When Philadelphia did have a regular street sweeping program more than a decade ago, residents in Queen Village faced parking restrictions twice a month between March and December, according to signs left in the area. It wasn’t something Eleanor Ingersoll, president of the Queen Village Neighbors Association, got upset about.
“When you grow up, or you come up, with that being the way things worked, you just do it,” she said.
Looking for a parking spot in the area now can be quite the feat. Sarah Anton, president of the Passyunk Square Civic Association, recognizes the tension, knowing that there always will be some neighbors who would rather not deal with the inconvenience.

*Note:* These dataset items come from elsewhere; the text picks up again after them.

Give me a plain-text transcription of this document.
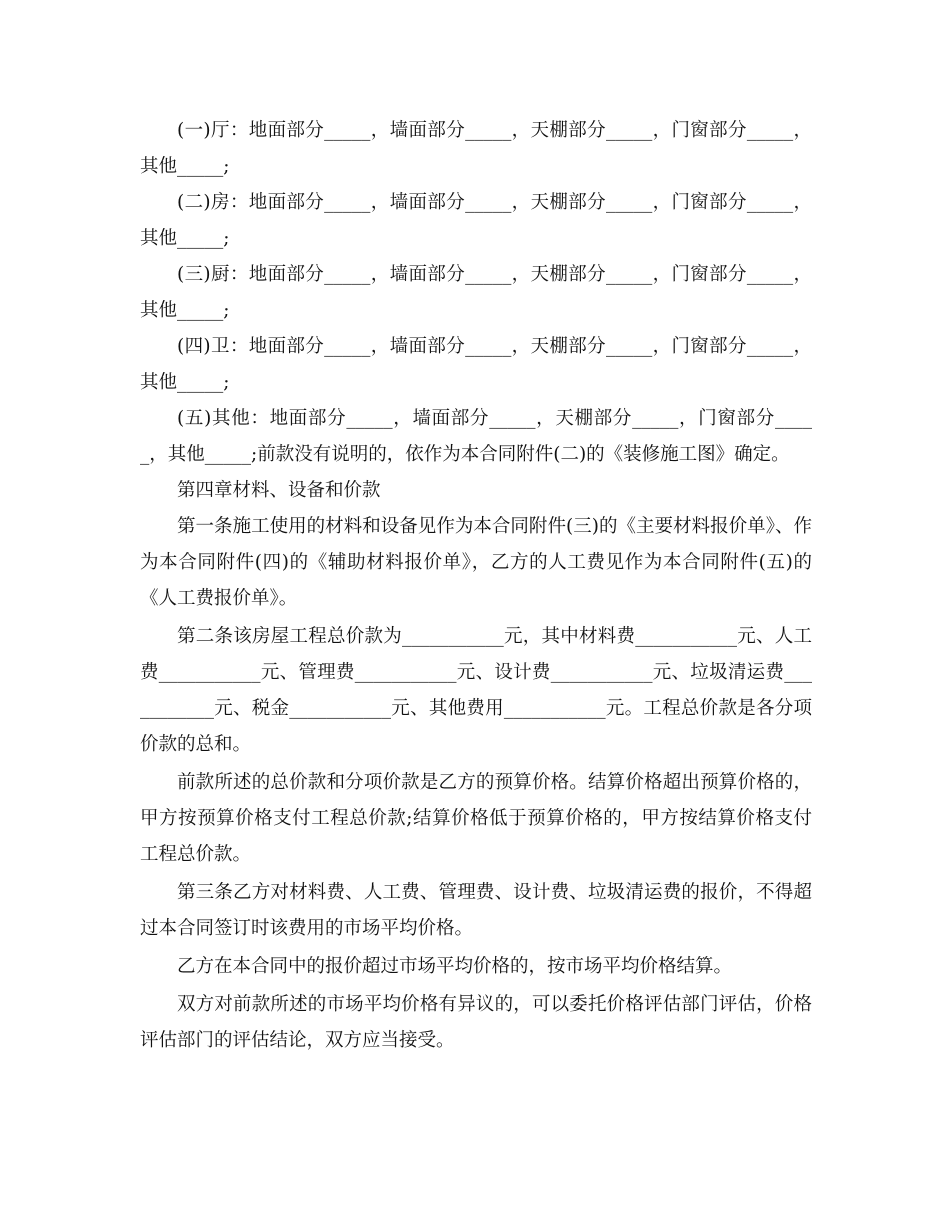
(一)厅：地面部分_____，墙面部分_____，天棚部分_____，门窗部分_____，其他_____;

(二)房：地面部分_____，墙面部分_____，天棚部分_____，门窗部分_____，其他_____;

(三)厨：地面部分_____，墙面部分_____，天棚部分_____，门窗部分_____，其他_____;

(四)卫：地面部分_____，墙面部分_____，天棚部分_____，门窗部分_____，其他_____;

(五)其他：地面部分_____，墙面部分_____，天棚部分_____，门窗部分_____，其他_____;前款没有说明的，依作为本合同附件(二)的《装修施工图》确定。

第四章材料、设备和价款

第一条施工使用的材料和设备见作为本合同附件(三)的《主要材料报价单》、作为本合同附件(四)的《辅助材料报价单》，乙方的人工费见作为本合同附件(五)的《人工费报价单》。

第二条该房屋工程总价款为___________元，其中材料费___________元、人工费___________元、管理费___________元、设计费___________元、垃圾清运费___________元、税金___________元、其他费用___________元。工程总价款是各分项价款的总和。

前款所述的总价款和分项价款是乙方的预算价格。结算价格超出预算价格的，甲方按预算价格支付工程总价款;结算价格低于预算价格的，甲方按结算价格支付工程总价款。

第三条乙方对材料费、人工费、管理费、设计费、垃圾清运费的报价，不得超过本合同签订时该费用的市场平均价格。

乙方在本合同中的报价超过市场平均价格的，按市场平均价格结算。

双方对前款所述的市场平均价格有异议的，可以委托价格评估部门评估，价格评估部门的评估结论，双方应当接受。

Anton sees the potential for street sweeping to bring attention to another problem.
“If anything, it might be that we identify abandoned cars by this program, which would be a good thing,” she said, “and would make more true parking spaces available so that there’s more kind of inventory within our neighborhoods.”
The Philadelphia Police Department towed 11,531 abandoned vehicles last year, a jump from 10,298 in 2018. In 2019, tows were most highly concentrated in the 15th and 25th Police Districts, stretching across parts of North and Northeast Philadelphia. The department called abandoned vehicle removal “central to the mayor’s street-cleaning pilot program.”
“This is part of the process of reclaiming neighborhoods,” then-Managing Director Joseph S. Martz said in 2000. “The city can do what it’s capable of doing. Neighbors, who live there, have to do more. They have to help us be successful. We can send mechanical brooms to neighborhoods. People have to move their cars” for the sweepers.
For Erick Guerra, an associate professor in city and regional planning at the University of Pennsylvania, the conversation may be more about winners and losers than positives or negatives.
“You can probably think about how people use their vehicles,” he said. “So you know, the biggest losers are going to be people who use their cars very infrequently, who just kind of park them and store them in a place. And the biggest winners are likely to be people who are using their cars every day.”
Jonas Maciunas, principal of JVM Studio, a West Philadelphia urban design consulting firm, agrees that moving cars is fundamental to having clean streets — that “street sanitation is a hallmark of cities since the dawn of civilization.”
The question is one of political will and leadership, Maciunas said, who notes it’s a different era, when services like Uber or Zipcar create more options for the infrequent driver.
Having an established program in Philadelphia is likely to have some ripple effects, and while not its core purpose could potentially get people to think twice about their car usage.